Dad was really wondering what was happening.  The Indian Post Master came quickly to Dad, and he held out the parcel.  "There Mr. Wan Nattan," he exclaimed triumphantly, "Take your parcel thank you please at once zir.  No customs charges thank you please.  Just take your parcel at once."  By now, Dad saw what was happening, and he could not believe that this horrid rotten smell was now his personal property.  Dad looked at the return address, and his heart sunk.  He at once realized someone "back home" had sent something which did not take the journey too well.

When Dad got home, we all went out to meet him as usual.  It was then our turn to smell the most rotten thing we had ever smelled.  We were almost gagging.  Dad picked up the parcel by the middle knot again, and he carried it over under a mango tree near the house.  He set it on the ground, and he went and got a shovel.  He chopped the parcel open with one shovel chop, and what we saw was hard on all of us.  There, in the middle of the parcel was a "cured" ham which was literally crawling with maggots.  All around the ham was a wreath of Hershey's chocolate bars, Life Savers, Kool Aid, chewing gum, and many other delicacies which we had not seen in over two years.

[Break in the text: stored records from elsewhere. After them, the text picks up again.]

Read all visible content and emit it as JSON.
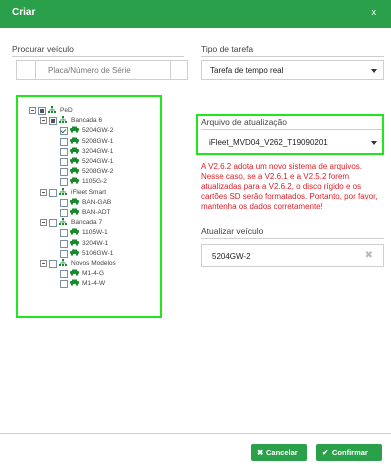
{
  "dialog": {
    "title": "Criar",
    "close_label": "x"
  },
  "left": {
    "search_label": "Procurar veículo",
    "search_placeholder": "Placa/Número de Série"
  },
  "right": {
    "task_type_label": "Tipo de tarefa",
    "task_type_value": "Tarefa de tempo real",
    "update_file_label": "Arquivo de atualização",
    "update_file_value": "iFleet_MVD04_V262_T19090201",
    "warning": "A V2.6.2 adota um novo sistema de arquivos. Nesse caso, se a V2.6.1 e a V2.5.2 forem atualizadas para a V2.6.2, o disco rígido e os cartões SD serão formatados. Portanto, por favor, mantenha os dados corretamente!",
    "update_vehicle_label": "Atualizar veículo",
    "update_vehicle_value": "5204GW-2"
  },
  "tree": [
    {
      "label": "PeD",
      "type": "group",
      "check": "partial",
      "expander": true
    },
    {
      "label": "Bancada 6",
      "type": "group",
      "check": "partial",
      "expander": true
    },
    {
      "label": "5204GW-2",
      "type": "vehicle",
      "check": "checked"
    },
    {
      "label": "5208GW-1",
      "type": "vehicle",
      "check": "none"
    },
    {
      "label": "3204GW-1",
      "type": "vehicle",
      "check": "none"
    },
    {
      "label": "5204GW-1",
      "type": "vehicle",
      "check": "none"
    },
    {
      "label": "5208GW-2",
      "type": "vehicle",
      "check": "none"
    },
    {
      "label": "1105G-2",
      "type": "vehicle",
      "check": "none"
    },
    {
      "label": "iFleet Smart",
      "type": "group",
      "check": "none",
      "expander": true
    },
    {
      "label": "BAN-GAB",
      "type": "vehicle",
      "check": "none"
    },
    {
      "label": "BAN-ADT",
      "type": "vehicle",
      "check": "none"
    },
    {
      "label": "Bancada 7",
      "type": "group",
      "check": "none",
      "expander": true
    },
    {
      "label": "1105W-1",
      "type": "vehicle",
      "check": "none"
    },
    {
      "label": "3204W-1",
      "type": "vehicle",
      "check": "none"
    },
    {
      "label": "5106GW-1",
      "type": "vehicle",
      "check": "none"
    },
    {
      "label": "Novos Modelos",
      "type": "group",
      "check": "none",
      "expander": true
    },
    {
      "label": "M1-4-G",
      "type": "vehicle",
      "check": "none"
    },
    {
      "label": "M1-4-W",
      "type": "vehicle",
      "check": "none"
    }
  ],
  "footer": {
    "cancel_label": "Cancelar",
    "confirm_label": "Confirmar"
  },
  "icons": {
    "group": "org-tree-icon",
    "vehicle": "car-icon",
    "cancel": "x-icon",
    "confirm": "check-icon"
  },
  "colors": {
    "accent": "#2aa04a",
    "highlight": "#22e51b",
    "warning": "#e31b23"
  }
}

As we groaned, and as tears came to Mom's eyes, Dad laid the ham to rest in a hole nearby.  Some day, if the Lord does not come soon, some African farmer will unearth all those candy wrappers, and he will wonder who would bury all those things unused.

In perspective, Dad and Mom told my brother and I we should be very grateful for friends who would go to the trouble and expense to try to send us treats.  Also, I must note that about a year later, the same ladies' missionary society in the US sent a box of Levis for my brother and I.  That time, they sent the parcel by Air Mail, and the whole front of the box was covered with blue Air Mail stamps.  We figured it up, and the postage had to cost far more the the cost of the Levis.  We had some real choice and gentle friends "back home," so the ham quickly was forgotten.  I hope you have friends who waste themselves on you once in a while.  There is a friend that sticketh closer than a brother. Take good care of them.